Abrudern und Arbeitsdienst

Mit einer Wanderfahrt nach Besigheim beendet der Lauffener Ruderclub am Sonntag, 14. November, die Saison 2021. Zu diesem traditionellen Abrudern treffen sich die Mitglieder um 9.30 Uhr am Bootshaus. Gemeinsam wird flussaufwärts bis zur Enzmündung gerudert, wo einige Fotos geschossen werden. Nach 22 geruderten Kilometern wird gegen 11.30 Uhr wieder am heimischen Steg angelegt. Bernd Rietz hat dann schon den Grill angeworfen und bietet Rote mit Brötchen zum Grillen an. Coronabedingt ist es wieder ein etwas anderes Abrudern: ohne Auffahrt der LRCN-Flotte vor dem Bootshaus. Damit endet eine Saison, die eigentlich wieder keine richtige war.

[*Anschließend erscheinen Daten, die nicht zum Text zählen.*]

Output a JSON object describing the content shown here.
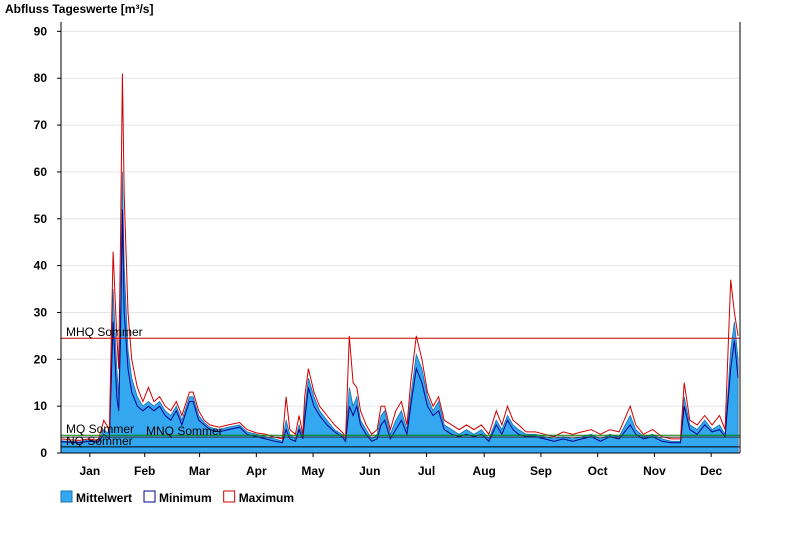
{
  "chart_data": {
    "type": "line",
    "title": "Abfluss Tageswerte [m³/s]",
    "x": [
      0,
      5,
      10,
      15,
      20,
      23,
      26,
      28,
      30,
      31,
      32,
      33,
      34,
      36,
      38,
      41,
      44,
      47,
      50,
      53,
      56,
      59,
      62,
      65,
      69,
      71,
      74,
      77,
      80,
      85,
      90,
      96,
      100,
      105,
      110,
      115,
      119,
      121,
      123,
      126,
      128,
      130,
      131,
      133,
      136,
      139,
      143,
      147,
      151,
      153,
      155,
      157,
      159,
      161,
      164,
      167,
      170,
      172,
      174,
      177,
      180,
      183,
      186,
      188,
      191,
      194,
      197,
      200,
      203,
      206,
      210,
      214,
      218,
      222,
      226,
      230,
      234,
      237,
      240,
      243,
      246,
      250,
      255,
      260,
      265,
      270,
      275,
      280,
      285,
      290,
      295,
      300,
      306,
      309,
      313,
      318,
      323,
      328,
      333,
      335,
      338,
      342,
      346,
      350,
      354,
      357,
      360,
      362,
      364
    ],
    "series": [
      {
        "name": "Mittelwert",
        "color": "#33a8f0",
        "values": [
          2.6,
          2.5,
          2.4,
          2.8,
          2.5,
          5,
          4,
          35,
          18,
          12,
          30,
          60,
          40,
          22,
          16,
          12,
          10,
          11,
          10,
          11,
          9,
          8,
          10,
          7,
          12,
          12,
          8,
          6.5,
          5.5,
          5,
          5.5,
          6,
          4.5,
          4,
          3.5,
          3,
          2.5,
          7,
          4,
          3,
          6,
          3.5,
          9,
          16,
          12,
          9,
          7,
          5,
          4,
          3,
          14,
          10,
          12,
          7,
          5,
          3,
          4,
          8,
          9,
          4,
          7,
          9,
          5,
          12,
          21,
          18,
          12,
          9,
          11,
          6,
          5,
          4,
          5,
          4,
          5,
          3,
          7,
          5,
          8,
          6,
          5,
          4,
          4,
          3.5,
          3,
          3.5,
          3,
          3.5,
          4,
          3,
          4,
          3.5,
          8,
          5,
          3.5,
          4,
          3,
          2.5,
          2.5,
          12,
          6,
          5,
          7,
          5,
          6,
          4,
          22,
          28,
          20
        ]
      },
      {
        "name": "Minimum",
        "color": "#00008b",
        "values": [
          2.4,
          2.3,
          2.2,
          2.5,
          2.3,
          4,
          3,
          28,
          12,
          9,
          25,
          52,
          30,
          18,
          13,
          10,
          9,
          10,
          9,
          10,
          8,
          7,
          9,
          6,
          11,
          11,
          7,
          6,
          5,
          4.5,
          5,
          5.5,
          4,
          3.5,
          3,
          2.5,
          2.2,
          5,
          3,
          2.5,
          5,
          3,
          7,
          14,
          10,
          8,
          6,
          4.5,
          3.5,
          2.5,
          10,
          8,
          10,
          6,
          4,
          2.5,
          3,
          6,
          7,
          3,
          5,
          7,
          4,
          10,
          18,
          15,
          10,
          8,
          9,
          5,
          4,
          3.5,
          4,
          3.5,
          4,
          2.5,
          6,
          4,
          7,
          5,
          4,
          3.5,
          3.5,
          3,
          2.5,
          3,
          2.5,
          3,
          3.5,
          2.5,
          3.5,
          3,
          6,
          4,
          3,
          3.5,
          2.5,
          2.2,
          2.2,
          10,
          5,
          4,
          6,
          4.5,
          5,
          3.5,
          18,
          24,
          16
        ]
      },
      {
        "name": "Maximum",
        "color": "#d00000",
        "values": [
          3.0,
          2.8,
          2.7,
          3.0,
          2.7,
          7,
          5,
          43,
          25,
          18,
          45,
          81,
          55,
          30,
          20,
          14,
          11,
          14,
          11,
          12,
          10,
          9,
          11,
          8,
          13,
          13,
          9,
          7,
          6,
          5.5,
          6,
          6.5,
          5,
          4.3,
          4,
          3.4,
          3,
          12,
          5,
          4,
          8,
          4,
          12,
          18,
          13,
          10,
          8,
          6,
          4.5,
          3.5,
          25,
          15,
          14,
          9,
          6,
          4,
          5,
          10,
          10,
          5,
          9,
          11,
          6,
          15,
          25,
          20,
          13,
          10,
          12,
          7,
          6,
          5,
          6,
          5,
          6,
          4,
          9,
          6,
          10,
          7,
          6,
          4.5,
          4.5,
          4,
          3.5,
          4.5,
          4,
          4.5,
          5,
          4,
          5,
          4.5,
          10,
          6,
          4,
          5,
          3.5,
          3,
          3,
          15,
          7,
          6,
          8,
          6,
          8,
          5,
          37,
          30,
          25
        ]
      }
    ],
    "xlim": [
      0,
      365
    ],
    "xticks": [
      {
        "value": 15.5,
        "label": "Jan"
      },
      {
        "value": 45,
        "label": "Feb"
      },
      {
        "value": 74.5,
        "label": "Mar"
      },
      {
        "value": 105,
        "label": "Apr"
      },
      {
        "value": 135.5,
        "label": "May"
      },
      {
        "value": 166,
        "label": "Jun"
      },
      {
        "value": 196.5,
        "label": "Jul"
      },
      {
        "value": 227.5,
        "label": "Aug"
      },
      {
        "value": 258,
        "label": "Sep"
      },
      {
        "value": 288.5,
        "label": "Oct"
      },
      {
        "value": 319,
        "label": "Nov"
      },
      {
        "value": 349.5,
        "label": "Dec"
      }
    ],
    "ylim": [
      0,
      92
    ],
    "yticks": [
      0,
      10,
      20,
      30,
      40,
      50,
      60,
      70,
      80,
      90
    ],
    "grid": true,
    "reference_lines": [
      {
        "label": "MHQ Sommer",
        "value": 24.5,
        "color": "#cc0000"
      },
      {
        "label": "MQ Sommer",
        "value": 3.8,
        "color": "#008000"
      },
      {
        "label": "MNQ Sommer",
        "value": 3.4,
        "color": "#333333"
      },
      {
        "label": "NQ Sommer",
        "value": 1.3,
        "color": "#000000"
      }
    ],
    "legend": "bottom-left"
  }
}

Am Tag davor, Samstag, 13. November, steht für die aktiven Mitglieder von 9.30 Uhr bis 11.30 Uhr ein Arbeitsdienst auf dem Programm, bei dem das Bootshaus und die Außenanlagen winterfest gemacht werden.


Silbermedaille beim Rheinmarathon

Der Düsseldorfer Rheinmarathon ist nicht nur eine der härtesten Langstreckenruderregatten, sondern auch ein echtes Abenteuer über 42,8 Kilometer. Wie schon in den beiden Vorjahren waren die Ehepaare Ulla und Achim Wenninger, Daniela und Michael Schaaf mit Steuermann Wolfram Schildhauer vom Lauffener Ruderclub „Neckar“ im Mix-Gig-Doppelvierer, Mindestdurchschnittsalter 55, am Start. In einem famosen Rennen von Leverkusen nach Düsseldorf sicherten sie sich die Silbermedaille. Die Nase vorn hatte eine Renngemeinschaft aus Karlsruhe, Kettwig und Schweinfurt.                                                                                        Weder der letzte Winter noch die coronabedingten Einschränkungen zu Beginn der Trainingssaison konnten den Lauffener Vierer ausbremsen. Das Rennen, auf das sich das Team unter anderem bei einem Trainingswochenende auf dem Bodensee zur Gewöhnung ans raue Wasser vorbereitet hatte, wurde phasenweise zum wilden Ritt auf den Wellen, bei dem die für den Marathon installierten Lenzpumpen mehrmals zum Einsatz kamen. Es waren spannende 42,8 Kilometer. Der Trainingsfleiß sowie die perfekte Vorbereitung und souveräne Steuerleistung von Wolfram Schildhauer bescherten dem Team Platz zwei unter zehn gestarteten Mix-Booten.